L’anestesia intravenosa
La prima anestesia al mondo è stata proprio quella inalatoria: «Il cloroformio è stato universalmente accettato come anestetico dopo che, nel 1853, la regina Vittoria d’Inghilterra mise alla luce il suo ottavo figlio, sedata sotto l’effetto proprio di questa sostanza – racconta la specialista -. Successivamente, l’anestesia inalatoria è stata sostituita da quella somministrata per via intravenosa. Nel tempo, numerosi studi hanno mostrato che l’anestesia intravenosa oltre ad essere più efficace di quella inalatoria, offre numerosi vantaggi anche dal punto di vista clinico. Riduce il rischio di cancro, di delirio e la comparsa di altri effetti collaterali. Tanto che, oggi, sono numerose le società scientifiche che si servono esclusivamente dell’anestetico intravenoso», sottolinea Rubulotta.
Il risveglio intraoperatorio
Tuttavia, coloro che ancora si servono dell’anestetico inalatorio, anche in combinazione con quello intravenoso, temono che bandirne l’uso potrebbe causare risvegli precoci ed un eventuale trauma doloroso per il paziente. «Il risveglio intraoperatorio o awareness è la rievocazione e memorizzazione di alcuni ricordi correlati all’intervento chirurgico che la mente è in grado di registrare – spiega Rubulotta – . Dall’awareness scaturire sia un ricordo con, che senza dolore. Se il ricordo è doloroso può provocare pure un disturbo post traumatico da stress».

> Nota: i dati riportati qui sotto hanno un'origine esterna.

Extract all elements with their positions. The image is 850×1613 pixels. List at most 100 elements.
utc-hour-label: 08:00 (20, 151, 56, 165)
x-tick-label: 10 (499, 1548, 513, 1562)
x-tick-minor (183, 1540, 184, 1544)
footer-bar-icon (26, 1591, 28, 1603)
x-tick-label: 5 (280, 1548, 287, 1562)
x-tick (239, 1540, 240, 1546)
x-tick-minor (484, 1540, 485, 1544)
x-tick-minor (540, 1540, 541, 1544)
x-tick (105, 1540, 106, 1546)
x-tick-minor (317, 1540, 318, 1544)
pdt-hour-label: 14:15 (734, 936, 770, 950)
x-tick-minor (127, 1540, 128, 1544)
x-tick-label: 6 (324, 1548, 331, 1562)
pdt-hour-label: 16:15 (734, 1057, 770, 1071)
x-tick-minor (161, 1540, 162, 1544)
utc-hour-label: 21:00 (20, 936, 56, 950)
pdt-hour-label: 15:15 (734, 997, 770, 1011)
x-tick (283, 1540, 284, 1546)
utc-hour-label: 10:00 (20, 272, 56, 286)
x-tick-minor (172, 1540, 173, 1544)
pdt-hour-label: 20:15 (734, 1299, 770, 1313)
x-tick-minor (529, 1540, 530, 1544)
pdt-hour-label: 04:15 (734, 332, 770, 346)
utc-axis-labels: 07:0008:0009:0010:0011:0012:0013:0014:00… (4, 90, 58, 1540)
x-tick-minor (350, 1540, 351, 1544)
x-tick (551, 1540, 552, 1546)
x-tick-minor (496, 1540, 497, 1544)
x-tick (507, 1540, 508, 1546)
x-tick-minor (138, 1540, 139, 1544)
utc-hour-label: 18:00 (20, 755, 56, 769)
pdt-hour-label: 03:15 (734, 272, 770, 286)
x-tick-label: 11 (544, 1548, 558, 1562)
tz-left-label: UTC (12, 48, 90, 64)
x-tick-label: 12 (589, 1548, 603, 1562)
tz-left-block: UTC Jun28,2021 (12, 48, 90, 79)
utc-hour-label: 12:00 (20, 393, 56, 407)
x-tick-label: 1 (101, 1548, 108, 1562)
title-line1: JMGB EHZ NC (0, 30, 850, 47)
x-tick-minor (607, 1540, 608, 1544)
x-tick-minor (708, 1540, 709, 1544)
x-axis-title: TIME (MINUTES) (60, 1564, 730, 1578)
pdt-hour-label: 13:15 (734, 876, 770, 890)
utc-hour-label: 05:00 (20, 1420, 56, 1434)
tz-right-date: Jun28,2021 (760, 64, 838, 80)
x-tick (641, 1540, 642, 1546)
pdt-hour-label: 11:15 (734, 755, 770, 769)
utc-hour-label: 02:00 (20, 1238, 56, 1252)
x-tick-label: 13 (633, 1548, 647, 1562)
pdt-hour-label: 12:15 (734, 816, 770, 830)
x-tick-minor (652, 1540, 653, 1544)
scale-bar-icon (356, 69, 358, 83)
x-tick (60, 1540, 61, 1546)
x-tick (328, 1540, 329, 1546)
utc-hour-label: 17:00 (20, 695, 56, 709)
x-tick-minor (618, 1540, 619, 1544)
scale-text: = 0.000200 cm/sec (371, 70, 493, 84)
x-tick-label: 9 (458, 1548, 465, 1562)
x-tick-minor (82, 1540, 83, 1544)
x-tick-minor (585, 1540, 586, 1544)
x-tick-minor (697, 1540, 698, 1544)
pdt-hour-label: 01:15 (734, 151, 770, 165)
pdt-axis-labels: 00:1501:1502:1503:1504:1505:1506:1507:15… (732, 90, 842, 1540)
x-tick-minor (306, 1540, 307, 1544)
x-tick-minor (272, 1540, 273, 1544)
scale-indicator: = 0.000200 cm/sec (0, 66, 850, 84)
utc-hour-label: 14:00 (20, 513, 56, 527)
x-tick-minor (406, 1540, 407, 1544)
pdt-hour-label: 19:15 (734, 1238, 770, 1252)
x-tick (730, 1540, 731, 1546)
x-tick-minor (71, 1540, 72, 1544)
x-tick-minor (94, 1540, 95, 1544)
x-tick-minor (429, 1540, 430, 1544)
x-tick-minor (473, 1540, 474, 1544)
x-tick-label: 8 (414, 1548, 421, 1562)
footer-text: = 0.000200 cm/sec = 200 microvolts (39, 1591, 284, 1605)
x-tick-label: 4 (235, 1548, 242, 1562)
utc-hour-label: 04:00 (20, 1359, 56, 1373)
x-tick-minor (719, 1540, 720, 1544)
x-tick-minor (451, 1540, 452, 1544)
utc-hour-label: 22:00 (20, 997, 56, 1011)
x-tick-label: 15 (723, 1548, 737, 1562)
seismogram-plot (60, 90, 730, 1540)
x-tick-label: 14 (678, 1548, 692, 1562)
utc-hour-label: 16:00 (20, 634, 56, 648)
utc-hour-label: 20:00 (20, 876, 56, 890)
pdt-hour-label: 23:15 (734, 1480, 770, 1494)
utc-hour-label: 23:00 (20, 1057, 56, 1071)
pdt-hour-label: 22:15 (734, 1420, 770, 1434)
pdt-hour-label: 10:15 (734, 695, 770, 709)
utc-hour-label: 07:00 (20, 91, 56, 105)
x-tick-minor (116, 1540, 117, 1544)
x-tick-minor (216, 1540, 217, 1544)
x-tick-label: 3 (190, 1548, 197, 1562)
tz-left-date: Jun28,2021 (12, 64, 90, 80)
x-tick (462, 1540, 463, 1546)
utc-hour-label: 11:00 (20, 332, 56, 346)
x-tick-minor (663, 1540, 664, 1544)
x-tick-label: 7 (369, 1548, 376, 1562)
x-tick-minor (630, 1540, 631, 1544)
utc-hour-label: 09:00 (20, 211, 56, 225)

BIS e l’entropia spettrale
Ma se i risvegli intraoperatori erano molto frequenti nel passato, oggi possono essere del tutto evitati. «Grazie a sistemi di monitoraggio come Il BIS e l’entropia spettrale è possibile ridurre il rischio sia di consapevolezza intraoperatoria che di sotto-dosaggio o sovradosaggio di anestetici. Combinando i valori risultanti dal BIS o dall’entropia spettrale con un’adeguata anestesia, totalmente intravenosa, è possibile evitare i risvegli intraoperatori e ridurre a zero l’utilizzo di anestetico inalatorio», assicura l’anestesista.
L’anestesia pediatrica
Il discorso cambia in età pediatria. «Se il paziente in sala operatoria è un bambino, invece, è quasi sempre necessario utilizzare un anestetico inalatorio al momento dell’induzione intravenosa per calmare il piccolo e ridurre l’effetto traumatico dell’esperienza – dice la specialista -. E, seppure un giorno dovessimo trovare un’alternativa ecocompatibile anche all’anestetico inalatorio usato in pediatria, non elimineremmo comunque la carbon footprint delle sale operatorie. Molti degli strumenti utilizzati, dai dispositivi di protezione individuale, come guanti, camici sterili e mascherine, fino agli strumenti che ci permettono di somministrare farmaci o l’ossigeno al paziente sotto anestesia o sedazione, non sono biodegradabili. Di conseguenza, eliminare l’anestesia inalatoria è sicuramente un passo utile, ma non sufficiente. È necessario riprogettare le sale operatorie e renderle ecosostenibili. Solo in questo modo – conclude Rubulotta – potremmo davvero contribuire a salvare il pianeta».